流れで説明すると、運動プログラムとうのは、第6野で作られます。この時に、随意運動プログラムと姿勢調節プログラムは作られています。
随意運動プログラムは、一次運動野を経て、メイン経路の外側皮質脊髄路として下降し、随意運動である局所の巧緻運動が可能となっています。

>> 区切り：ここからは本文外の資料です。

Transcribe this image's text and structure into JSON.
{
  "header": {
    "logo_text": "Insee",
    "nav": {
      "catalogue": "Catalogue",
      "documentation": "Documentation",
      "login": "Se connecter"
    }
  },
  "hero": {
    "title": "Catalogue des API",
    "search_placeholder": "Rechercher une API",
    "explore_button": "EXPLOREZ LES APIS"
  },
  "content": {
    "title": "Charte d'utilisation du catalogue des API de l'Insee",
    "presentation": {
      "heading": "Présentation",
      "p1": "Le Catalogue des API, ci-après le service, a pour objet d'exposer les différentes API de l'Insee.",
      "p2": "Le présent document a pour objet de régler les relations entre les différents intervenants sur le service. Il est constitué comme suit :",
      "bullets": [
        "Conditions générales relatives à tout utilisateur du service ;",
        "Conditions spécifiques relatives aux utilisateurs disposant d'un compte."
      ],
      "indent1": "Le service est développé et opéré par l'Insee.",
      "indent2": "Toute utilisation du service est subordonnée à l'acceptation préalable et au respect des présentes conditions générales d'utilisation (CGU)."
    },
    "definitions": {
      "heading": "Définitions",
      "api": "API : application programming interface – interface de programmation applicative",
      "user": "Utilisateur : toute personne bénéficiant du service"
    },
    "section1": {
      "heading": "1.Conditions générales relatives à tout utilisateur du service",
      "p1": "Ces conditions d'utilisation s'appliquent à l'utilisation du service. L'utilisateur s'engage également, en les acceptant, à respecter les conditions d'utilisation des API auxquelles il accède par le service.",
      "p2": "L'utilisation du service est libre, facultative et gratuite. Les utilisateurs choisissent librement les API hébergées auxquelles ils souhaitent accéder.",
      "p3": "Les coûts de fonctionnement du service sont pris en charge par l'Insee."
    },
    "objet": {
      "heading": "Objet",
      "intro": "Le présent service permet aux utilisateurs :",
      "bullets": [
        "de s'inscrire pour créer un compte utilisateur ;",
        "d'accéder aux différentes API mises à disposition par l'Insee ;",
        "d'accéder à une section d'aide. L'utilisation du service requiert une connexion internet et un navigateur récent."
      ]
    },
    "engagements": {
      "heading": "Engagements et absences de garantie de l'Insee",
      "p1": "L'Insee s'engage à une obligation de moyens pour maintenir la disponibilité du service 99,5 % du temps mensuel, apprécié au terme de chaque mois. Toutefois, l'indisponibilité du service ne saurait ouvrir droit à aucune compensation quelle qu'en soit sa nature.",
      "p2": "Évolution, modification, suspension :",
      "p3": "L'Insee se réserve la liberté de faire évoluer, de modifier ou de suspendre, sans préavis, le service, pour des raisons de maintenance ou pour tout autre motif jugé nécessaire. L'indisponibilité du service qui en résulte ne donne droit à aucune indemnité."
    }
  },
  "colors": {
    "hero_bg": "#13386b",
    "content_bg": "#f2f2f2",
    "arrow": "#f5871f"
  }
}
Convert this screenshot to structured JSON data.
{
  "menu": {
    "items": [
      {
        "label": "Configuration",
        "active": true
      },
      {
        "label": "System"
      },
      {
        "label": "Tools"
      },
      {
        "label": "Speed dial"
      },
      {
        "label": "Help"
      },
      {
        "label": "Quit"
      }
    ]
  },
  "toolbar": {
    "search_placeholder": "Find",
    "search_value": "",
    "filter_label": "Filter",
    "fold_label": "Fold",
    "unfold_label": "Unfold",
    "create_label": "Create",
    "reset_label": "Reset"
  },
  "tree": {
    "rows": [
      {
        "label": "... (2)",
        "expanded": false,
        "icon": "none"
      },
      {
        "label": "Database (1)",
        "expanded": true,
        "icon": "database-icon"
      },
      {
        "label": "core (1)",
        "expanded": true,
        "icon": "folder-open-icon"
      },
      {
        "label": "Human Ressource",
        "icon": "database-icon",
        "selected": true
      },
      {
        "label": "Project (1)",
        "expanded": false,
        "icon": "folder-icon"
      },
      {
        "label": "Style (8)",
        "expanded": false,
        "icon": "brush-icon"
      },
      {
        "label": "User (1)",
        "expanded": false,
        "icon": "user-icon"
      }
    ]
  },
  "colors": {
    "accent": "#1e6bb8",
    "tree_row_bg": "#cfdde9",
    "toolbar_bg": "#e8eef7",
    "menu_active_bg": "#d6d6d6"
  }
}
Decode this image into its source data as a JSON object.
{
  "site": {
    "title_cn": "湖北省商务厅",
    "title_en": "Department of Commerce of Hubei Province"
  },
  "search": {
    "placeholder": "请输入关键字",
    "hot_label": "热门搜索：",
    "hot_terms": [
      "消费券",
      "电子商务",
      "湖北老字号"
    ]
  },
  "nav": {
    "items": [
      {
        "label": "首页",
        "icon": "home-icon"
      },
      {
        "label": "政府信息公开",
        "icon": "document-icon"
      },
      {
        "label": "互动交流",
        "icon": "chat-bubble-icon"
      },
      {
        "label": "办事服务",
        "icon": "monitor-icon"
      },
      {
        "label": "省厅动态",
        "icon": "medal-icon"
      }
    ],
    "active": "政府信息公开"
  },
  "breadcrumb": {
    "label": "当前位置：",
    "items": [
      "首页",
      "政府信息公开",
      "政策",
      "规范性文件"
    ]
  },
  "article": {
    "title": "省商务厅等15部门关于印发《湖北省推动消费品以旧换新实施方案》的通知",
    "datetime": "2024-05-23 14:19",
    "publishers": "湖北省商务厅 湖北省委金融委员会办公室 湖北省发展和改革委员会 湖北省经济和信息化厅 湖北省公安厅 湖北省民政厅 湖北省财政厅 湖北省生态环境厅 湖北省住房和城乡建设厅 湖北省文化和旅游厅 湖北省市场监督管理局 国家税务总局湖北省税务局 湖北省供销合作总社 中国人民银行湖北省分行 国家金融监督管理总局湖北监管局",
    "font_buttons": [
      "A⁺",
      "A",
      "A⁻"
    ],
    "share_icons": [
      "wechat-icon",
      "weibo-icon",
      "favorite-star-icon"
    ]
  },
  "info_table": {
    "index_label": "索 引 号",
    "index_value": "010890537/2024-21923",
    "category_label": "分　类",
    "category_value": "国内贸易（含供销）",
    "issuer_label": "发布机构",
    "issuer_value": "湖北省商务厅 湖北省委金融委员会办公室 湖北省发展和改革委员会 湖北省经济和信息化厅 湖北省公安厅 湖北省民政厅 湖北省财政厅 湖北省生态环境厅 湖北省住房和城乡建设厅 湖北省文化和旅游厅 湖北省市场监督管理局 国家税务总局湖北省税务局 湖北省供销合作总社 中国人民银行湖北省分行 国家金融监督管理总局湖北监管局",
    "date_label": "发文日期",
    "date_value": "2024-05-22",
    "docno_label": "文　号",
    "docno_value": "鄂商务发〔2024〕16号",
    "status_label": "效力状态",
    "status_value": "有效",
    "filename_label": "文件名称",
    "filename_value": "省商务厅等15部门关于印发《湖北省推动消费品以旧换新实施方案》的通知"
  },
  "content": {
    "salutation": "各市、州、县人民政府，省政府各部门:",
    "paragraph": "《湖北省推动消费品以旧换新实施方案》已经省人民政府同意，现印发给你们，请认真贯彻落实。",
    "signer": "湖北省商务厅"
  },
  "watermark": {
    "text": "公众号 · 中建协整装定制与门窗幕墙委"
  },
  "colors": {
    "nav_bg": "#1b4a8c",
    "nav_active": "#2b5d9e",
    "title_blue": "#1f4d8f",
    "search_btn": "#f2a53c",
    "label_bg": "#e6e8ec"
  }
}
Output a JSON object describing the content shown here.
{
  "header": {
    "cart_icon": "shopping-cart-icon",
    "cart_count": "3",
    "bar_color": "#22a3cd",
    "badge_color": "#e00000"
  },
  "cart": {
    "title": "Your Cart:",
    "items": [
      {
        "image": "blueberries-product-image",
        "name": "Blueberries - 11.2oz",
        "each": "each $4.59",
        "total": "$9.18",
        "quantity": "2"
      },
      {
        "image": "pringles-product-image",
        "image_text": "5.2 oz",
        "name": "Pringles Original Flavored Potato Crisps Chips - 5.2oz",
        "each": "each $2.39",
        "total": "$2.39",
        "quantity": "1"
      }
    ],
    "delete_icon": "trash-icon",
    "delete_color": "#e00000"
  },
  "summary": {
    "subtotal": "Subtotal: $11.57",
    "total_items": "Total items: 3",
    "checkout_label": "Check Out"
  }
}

姿勢調節プログラムは、皮質-網様体投射を経て、メイン経路である網様体脊髄路として下降し、APAsが可能となっています。
いわゆる、運動の構築段階からプログラムとして分かれているよという話です。



⑶皮質橋網様体脊髄路
≪経路について≫
経路は、大脳皮質(高次運動野)→大脳基底核→橋網様体→脊髄前索を下降します。 
≪働きについて≫
働きは、「同側の下肢、体幹の伸筋群の促通」です。
※皮質橋網様体脊髄路では、8割が同側支配とされているらしい!
ここで下肢、伸筋群の促通って支配している範囲広くない??と感じると思うのですが、その通り広いです。
どういうことかと言うと… 
動作に先立ち、体幹や下肢の伸筋の収縮を促したり、動作時に体幹や下肢の伸筋群の収縮を促すことで転倒しないようにしています。これは「自律性」と言われ、「無意識」の中で行われています。
ん??何かピン!ときませんでしたか?
そう!! これが、APAsです。
≪伸筋群の促通?≫
簡潔に述べると、皮質橋網様体脊髄路は抗重力伸展活動に関与し、「皮質」という言葉が入ることで随意的な制御を可能にしています。
抗重力伸展活動とは、言葉の通りで、地球の重力に対して姿勢を保つために働く筋肉のことです。
ここで重要となることとして、γ運動神経細胞が筋紡錘の張力を調節し、重力に対して抗う収縮を出しているということです。
ここについての詳しい説明はまた別の記事にてさせて頂きます。
皮質橋網様体脊髄路は、下肢の介在ニューロンに接続しています。
介在ニューロンとは、人にある神経細胞で、感覚ニューロンから運動ニューロンへと刺激を伝達するものです。